Imitation learning has achieved remarkable success in robotic manipulation, yet its application to surgical robotics remains challenging due to data scarcity, constrained workspaces, and the need for an exceptional level of safety and predictability. We present a supervised Mixture-of-Experts (MoE) architecture designed for phase-structured surgical manipulation tasks, which can be added on top of any autonomous policy. Unlike prior surgical robot learning approaches that rely on multi-camera setups or thousands of demonstrations, we show that a lightweight action decoder policy like Action Chunking Transformer (ACT) can learn complex, long-horizon manipulation from less than 150 demonstrations using solely stereo endoscopic images, when equipped with our architecture. We evaluate our approach on the collaborative surgical task of bowel grasping and retraction, where a robot assistant interprets visual cues from a human surgeon, executes targeted grasping on deformable tissue, and performs sustained retraction. We benchmark our method against state-of-the-art Vision-Language-Action (VLA) models and the standard ACT baseline. Our results show that generalist VLAs fail to acquire the task entirely, even under standard in-distribution conditions. Furthermore, while standard ACT achieves moderate success in-distribution, adopting a supervised MoE architecture significantly boosts its performance, yielding higher success rates in-distribution and demonstrating superior robustness in out-of-distribution scenarios, including novel grasp locations, reduced illumination, and partial occlusions. Notably, it generalizes to unseen testing viewpoints and also transfers zero-shot to ex vivo porcine tissue without additional training, offering a promising pathway toward in vivo deployment. To support this, we present qualitative preliminary results of policy roll-outs during in vivo porcine surgery.

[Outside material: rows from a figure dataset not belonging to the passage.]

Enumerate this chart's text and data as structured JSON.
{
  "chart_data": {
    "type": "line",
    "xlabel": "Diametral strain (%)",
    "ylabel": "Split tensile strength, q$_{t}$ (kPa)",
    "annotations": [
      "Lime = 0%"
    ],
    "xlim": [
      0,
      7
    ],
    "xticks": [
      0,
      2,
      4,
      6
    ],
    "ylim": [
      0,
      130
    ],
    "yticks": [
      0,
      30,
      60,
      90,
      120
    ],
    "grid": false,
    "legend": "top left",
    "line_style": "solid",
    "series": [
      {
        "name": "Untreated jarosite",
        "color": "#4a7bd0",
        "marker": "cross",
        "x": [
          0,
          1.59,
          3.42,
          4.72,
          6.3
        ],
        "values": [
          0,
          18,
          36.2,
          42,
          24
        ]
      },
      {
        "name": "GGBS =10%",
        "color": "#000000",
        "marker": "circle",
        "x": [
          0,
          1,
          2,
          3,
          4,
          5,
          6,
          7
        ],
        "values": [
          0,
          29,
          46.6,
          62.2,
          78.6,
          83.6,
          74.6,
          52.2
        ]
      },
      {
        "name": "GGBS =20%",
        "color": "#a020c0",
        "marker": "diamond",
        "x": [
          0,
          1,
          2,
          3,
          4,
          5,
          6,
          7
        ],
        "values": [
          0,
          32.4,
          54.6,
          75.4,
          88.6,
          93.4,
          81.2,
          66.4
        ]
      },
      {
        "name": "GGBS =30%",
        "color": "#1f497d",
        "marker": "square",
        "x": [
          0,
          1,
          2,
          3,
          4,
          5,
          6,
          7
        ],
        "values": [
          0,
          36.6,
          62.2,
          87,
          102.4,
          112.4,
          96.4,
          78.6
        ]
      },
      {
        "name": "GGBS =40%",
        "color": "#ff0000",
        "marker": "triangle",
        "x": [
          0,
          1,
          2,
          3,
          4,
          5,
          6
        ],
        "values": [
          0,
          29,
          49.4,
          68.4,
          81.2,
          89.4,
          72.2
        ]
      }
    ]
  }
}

翻译：模仿学习在机器人操作领域已取得显著成功，但其在手术机器人中的应用仍面临挑战，原因包括数据稀缺、工作空间受限以及对安全性和可预测性的极高要求。我们提出了一种专为分阶段结构手术操作任务设计的监督式专家混合模型架构，该架构可集成于任何自主策略之上。与以往依赖多摄像头设置或数千次演示的手术机器人学习方法不同，我们证明，当配备我们的架构时，一种轻量级动作解码器策略（如动作分块Transformer）仅需不到150次演示，即可仅凭立体内窥镜图像学习复杂的长时程操作。我们在肠道抓持与牵拉这一协作式手术任务上评估了我们的方法，其中机器人助手解读人类外科医生的视觉线索，对可变形组织执行目标抓持，并进行持续牵拉。我们将本方法与最先进的视觉-语言-动作模型及标准动作分块Transformer基线进行了对比。结果表明，即使在标准分布内条件下，通用视觉-语言-动作模型也完全无法掌握该任务。此外，虽然标准动作分块Transformer在分布内条件下取得了中等程度的成功，但采用监督式专家混合架构显著提升了其性能，在分布内实现了更高的成功率，并在分布外场景（包括新颖抓持位置、照明减弱和部分遮挡）中表现出更优的鲁棒性。值得注意的是，该方法能泛化至未见过的测试视角，并可零样本迁移至离体猪组织而无需额外训练，为体内部署提供了可行路径。为此，我们展示了在活体猪手术期间策略执行的初步定性结果。